Imagine you are a plant pot that is randomly placed on a big field. You can have up to four seeds growing up at any given moment, and those four plants can grow up only to a size limit, so the sum of the sizes of the four plants is hard limited to, let say, 100 active branches.
Your goal is to be placed, in the long therm (but as soon as possible), in the most "sunny" part of this unknown field.
To make it more interesting, we will assume the pot can move slowly in any direction when no plants are growing, so after a full "season" of growing up your plants, you need to decide where are you going to move before the next season start. This is the main role of the pot intelligence: to pick up a direction in witch to move during those periods.
But the pot is "blind", it can not just have a look around and take an easy decision, so you need to plan a good strategy that doesn't use sight or any similar "super power". You just have one tool: growing up the plants.
So the pot decides to use the following strategy: It will place each of the four seeds pointing in a different direction, let say north, south, east and west, so the first branches of each seed will point exactly in that direction.
After the season is over, the four plant will dry and die. You just need keep four new seeds to be able to repeat it all in the next season, but apart from it, now you have to decide on the direction you want to move the pot.
So you measure the width of each of the four initial branches, now evolved into big trucks. Some would be bigger than others, as the plant that grows into a better zone of the field (a more sunny area) will tend to grow up faster.
I made this drawing to illustrate the idea:
|A four trucks pot, top view|
But this can only be made at the cost of drying some other branches! As the pot can only hold 100 branches at a time, when a branch of a given plant bifurcates, some other branch from the other 99 will dry. In the long term, the best placed plant will have more active branches than the rest, giving you a rough idea of with direction is better to go.
So imagine those four trucks have widths of 12, 20, 215 and 50 (mm² if you need a scale). They all sum 287 if I am not mistaken, so their relative sizes are: 12/287, 20/287, 215/287 and 50/287.
Now you have four directions and four normalised coefficients, and making a simple weighted average will give you a nice direction for the pot to move.
In the next season, the pot will hopefully be in a slightly better position than before, but this is a continuous process so the pot will just start a new season: plant four seeds, wait for them to dry, weight the four resulting plants, and move accordingly, over and over again, in the hope that this simple strategy will lead it to the best possible position: the most sunny spot.
Translating into a real problem
The general idea is layed out, and this simple schema can be used, among other things, to try to globally maximise a given scalar function, you just need to rename the elements.
-The "field" is the domain of the function you want to maximise.
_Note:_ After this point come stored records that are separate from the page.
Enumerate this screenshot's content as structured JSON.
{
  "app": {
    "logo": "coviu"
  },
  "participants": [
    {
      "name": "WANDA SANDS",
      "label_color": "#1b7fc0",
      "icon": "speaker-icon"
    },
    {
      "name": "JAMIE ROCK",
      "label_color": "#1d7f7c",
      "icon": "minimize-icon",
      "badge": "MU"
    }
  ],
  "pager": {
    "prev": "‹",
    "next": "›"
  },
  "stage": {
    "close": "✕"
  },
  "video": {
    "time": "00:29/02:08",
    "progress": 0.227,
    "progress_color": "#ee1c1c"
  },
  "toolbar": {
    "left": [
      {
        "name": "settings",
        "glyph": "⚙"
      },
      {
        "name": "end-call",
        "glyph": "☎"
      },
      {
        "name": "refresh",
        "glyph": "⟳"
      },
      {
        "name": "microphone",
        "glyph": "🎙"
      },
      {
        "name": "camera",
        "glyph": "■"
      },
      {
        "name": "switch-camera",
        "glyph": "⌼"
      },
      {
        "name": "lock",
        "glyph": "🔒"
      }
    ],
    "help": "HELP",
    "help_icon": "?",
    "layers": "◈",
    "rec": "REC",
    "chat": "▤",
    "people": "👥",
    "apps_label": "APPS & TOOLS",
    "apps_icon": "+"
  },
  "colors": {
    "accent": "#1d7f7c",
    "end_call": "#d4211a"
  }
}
For instance, it can be a two parameter function f(x,y)=z with x and y in the range -100 to +100.
-The "sunny" value in a point is, obviously, the z value of the function, so "sunny" is translated into "f(x,y).
-The "pot" represent the actual position (x,y) where you think the global maximum can be, or the point you are actually seeking for it more precisely. Initially it is a random position in the function domain, or a random place in the field.
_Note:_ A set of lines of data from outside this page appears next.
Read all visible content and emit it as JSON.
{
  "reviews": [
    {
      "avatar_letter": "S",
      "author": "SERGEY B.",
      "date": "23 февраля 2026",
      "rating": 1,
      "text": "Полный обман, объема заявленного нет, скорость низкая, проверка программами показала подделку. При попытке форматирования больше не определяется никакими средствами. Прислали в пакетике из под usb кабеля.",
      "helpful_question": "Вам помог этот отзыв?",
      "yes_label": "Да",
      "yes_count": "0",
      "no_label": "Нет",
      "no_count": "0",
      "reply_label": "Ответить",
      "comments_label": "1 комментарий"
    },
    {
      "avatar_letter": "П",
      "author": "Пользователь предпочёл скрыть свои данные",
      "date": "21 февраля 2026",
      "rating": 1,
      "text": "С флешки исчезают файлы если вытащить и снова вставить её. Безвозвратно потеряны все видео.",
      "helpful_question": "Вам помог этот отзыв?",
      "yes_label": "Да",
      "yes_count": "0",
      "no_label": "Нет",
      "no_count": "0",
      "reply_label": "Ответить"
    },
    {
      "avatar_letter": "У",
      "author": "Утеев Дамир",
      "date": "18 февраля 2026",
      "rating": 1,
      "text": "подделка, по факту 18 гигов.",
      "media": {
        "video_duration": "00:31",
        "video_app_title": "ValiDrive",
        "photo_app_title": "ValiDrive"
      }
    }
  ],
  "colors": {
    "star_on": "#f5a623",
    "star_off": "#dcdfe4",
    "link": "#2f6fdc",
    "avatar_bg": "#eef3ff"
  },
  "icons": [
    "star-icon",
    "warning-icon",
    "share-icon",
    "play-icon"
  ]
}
-The "ranches" represent the fractal we will use to make our decision.
-The "trucks" represent the four main directions you could go, or a base of the space of decisions, if you prefer.
-The "widths" of the four truck represent the score assigned to each of the base directions you can take.
-The "weigthened direction" is the direction the algorithm will move the actual "best position so far" (the pot) on the next iteration.
Similar translations can be made for the AI, where the pot is the actual position of the agent, the four initial directions correspond to the + and - push on the two degrees of freedom (in the rocket example), and the final decision is how strong will you finally push the joystick left, right, up or down.
Not all the problems can fit this schema, there are some more complicated fractals that could be used for other purposes, but they will always share the same basic principles outlined here.
The plant growth
This far we just assumed the plant will grow up like it does in nature, but this is the "fractal part" of the idea, and we need to elaborate it a little more before understanding the whole process and being able to code and test.
We are going to imagine the process day by day, assuming some simplifications, and keeping in mind two basic facts: the pot can only hold a given number of active branches at a given moment.
We will call "active branches" to the baby branches only, the ones that appeared yesterday, assuming the other older parts are now semi-dried and serves only as a conduit to make the nutrients reach the very tip of every branch, so the plant can have a big number of "old branches" but only 100 new ones.
So initially you have four active branches, and in the first day each one will grow in a given initial random direction as commented above. Once they are in its new positions, each one of the active branches will collect an amount of sun light, the "sunny" value in its new position.
Those energies are collected by each branch, and then, in the following day, the branch semi-dries and a new baby branch emerges and continue its travel, carrying the collected energy with it.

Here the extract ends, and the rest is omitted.